Have you enjoyed seeing the lyrics to your favorite songs on Spotify? You might have to start paying for that privilege soon.
Up until now, both free and paid users of Spotify have enjoyed access to its lyrics feature, which follows along with a song so you can finally understand what your favorite singer or rapper is actually saying. It’s a great feature that the company brought to its music streaming app shortly after Apple rolled out Live Lyrics for Apple Music.
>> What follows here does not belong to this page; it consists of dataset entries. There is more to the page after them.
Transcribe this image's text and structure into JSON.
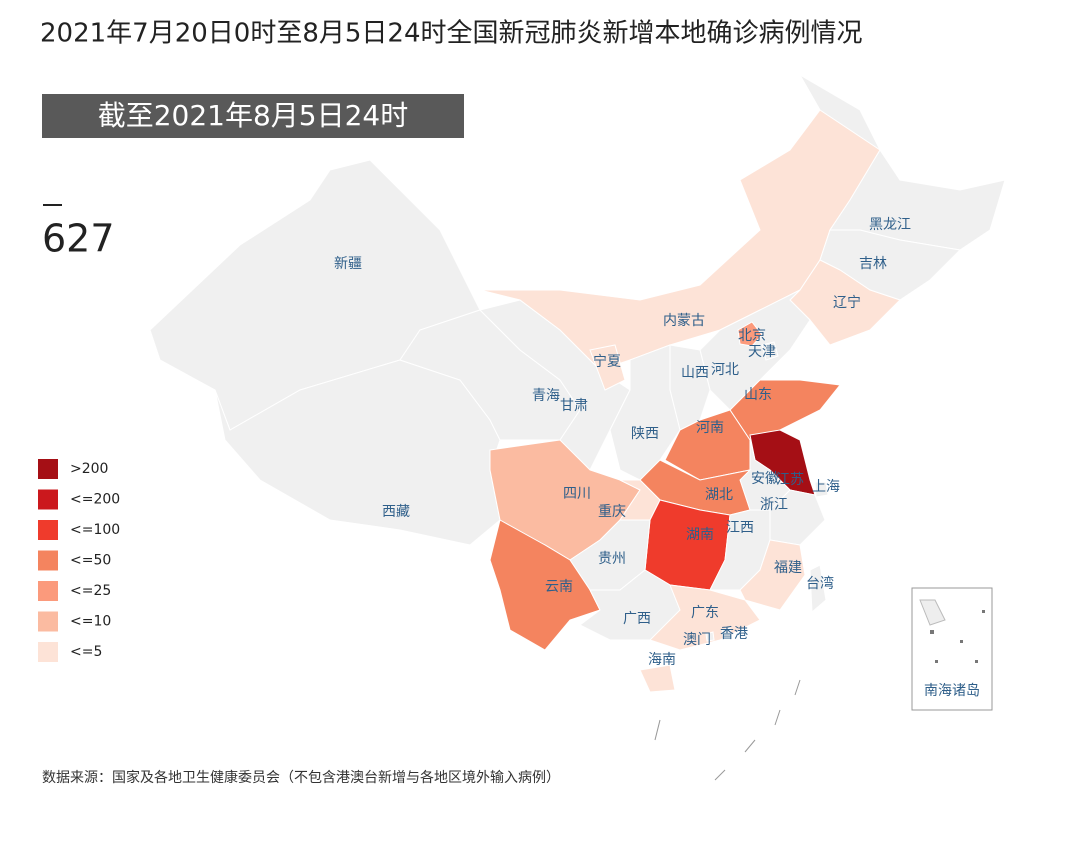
{
  "title": "2021年7月20日0时至8月5日24时全国新冠肺炎新增本地确诊病例情况",
  "badge": "截至2021年8月5日24时",
  "total": 627,
  "legend": [
    {
      "label": ">200",
      "color": "#a50f15"
    },
    {
      "label": "<=200",
      "color": "#cb181d"
    },
    {
      "label": "<=100",
      "color": "#ef3b2c"
    },
    {
      "label": "<=50",
      "color": "#f4845f"
    },
    {
      "label": "<=25",
      "color": "#fb9a7c"
    },
    {
      "label": "<=10",
      "color": "#fbbba1"
    },
    {
      "label": "<=5",
      "color": "#fde3d7"
    }
  ],
  "regions": [
    {
      "name": "新疆",
      "color": "#f0f0f0"
    },
    {
      "name": "西藏",
      "color": "#f0f0f0"
    },
    {
      "name": "青海",
      "color": "#f0f0f0"
    },
    {
      "name": "甘肃",
      "color": "#f0f0f0"
    },
    {
      "name": "内蒙古",
      "color": "#fde3d7"
    },
    {
      "name": "黑龙江",
      "color": "#f0f0f0"
    },
    {
      "name": "吉林",
      "color": "#f0f0f0"
    },
    {
      "name": "辽宁",
      "color": "#fde3d7"
    },
    {
      "name": "河北",
      "color": "#f0f0f0"
    },
    {
      "name": "北京",
      "color": "#fb9a7c"
    },
    {
      "name": "天津",
      "color": "#f0f0f0"
    },
    {
      "name": "山西",
      "color": "#f0f0f0"
    },
    {
      "name": "陕西",
      "color": "#f0f0f0"
    },
    {
      "name": "宁夏",
      "color": "#fde3d7"
    },
    {
      "name": "山东",
      "color": "#f4845f"
    },
    {
      "name": "河南",
      "color": "#f4845f"
    },
    {
      "name": "江苏",
      "color": "#a50f15"
    },
    {
      "name": "上海",
      "color": "#f0f0f0"
    },
    {
      "name": "安徽",
      "color": "#f0f0f0"
    },
    {
      "name": "浙江",
      "color": "#f0f0f0"
    },
    {
      "name": "湖北",
      "color": "#f4845f"
    },
    {
      "name": "四川",
      "color": "#fbbba1"
    },
    {
      "name": "重庆",
      "color": "#fde3d7"
    },
    {
      "name": "湖南",
      "color": "#ef3b2c"
    },
    {
      "name": "江西",
      "color": "#f0f0f0"
    },
    {
      "name": "福建",
      "color": "#fde3d7"
    },
    {
      "name": "贵州",
      "color": "#f0f0f0"
    },
    {
      "name": "云南",
      "color": "#f4845f"
    },
    {
      "name": "广西",
      "color": "#f0f0f0"
    },
    {
      "name": "广东",
      "color": "#fde3d7"
    },
    {
      "name": "香港",
      "color": "#f0f0f0"
    },
    {
      "name": "澳门",
      "color": "#f0f0f0"
    },
    {
      "name": "海南",
      "color": "#fde3d7"
    },
    {
      "name": "台湾",
      "color": "#f0f0f0"
    }
  ],
  "inset_label": "南海诸岛",
  "source": "数据来源：国家及各地卫生健康委员会（不包含港澳台新增与各地区境外输入病例）"
}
However, it appears that Spotify might be rethinking who gets access to lyrics. As spotted by The Verge, some users on the free plan are starting to notice that lyrics have been put behind a paywall. Instead of seeing the lyrics to a song, they are now being shown an ad saying that they can get access to lyrics if they pay for one of Spotify’s Premium plans.
CJ Stanley, Spotify’s co-head of global communications, confirmed in a statement to the outlet that the company is testing putting lyrics behind a paywall with Spotify Premium.
“At Spotify, we routinely conduct a number of tests, some of those tests end up paving the way for our broader user experience and others serve only as an important learning. We don’t have any further news to share at this time.” Stanley later followed up to add that “In keeping with our standard practices, we’re currently testing this with a limited number of users in a pair of markets.”
So, it appears that the test could simply be that — a test. There’s no confirmation from the company that it will go through with making the lyrics feature exclusive to its Premium plan. In the meantime, however, some free users are going to be living in that world anyway.
I really hope Spotify doesn’t go through with this. It’s one thing if they launched the feature as something that was only available to Premium users. However, to launch it for everyone, get people to start expecting it, and then lock it behind a paywall — that’s a crappy thing to do to its customers. I can’t think of a time when competing services like Apple Music or YouTube Music have done the same, so it feels like this one is a case where Spotify tried something out as a “test” in public, caught the backlash early, and then canceled it before it got too wide.
I’ll personally stick with Apple Music. In addition to having Live Lyrics longer than Spotify, the music streaming app also offers the Karaoke feature, which lets you sing along with your favorite songs while cutting the vocals out — it works surprisingly well. It also has Lossless Audio and Spatial Audio, features Spotify has been promising but failing to deliver for years.
Hopefully, Spotify doesn’t give users one more reason to switch away from it. At least it recently rolled out its AI DJ to more people recently.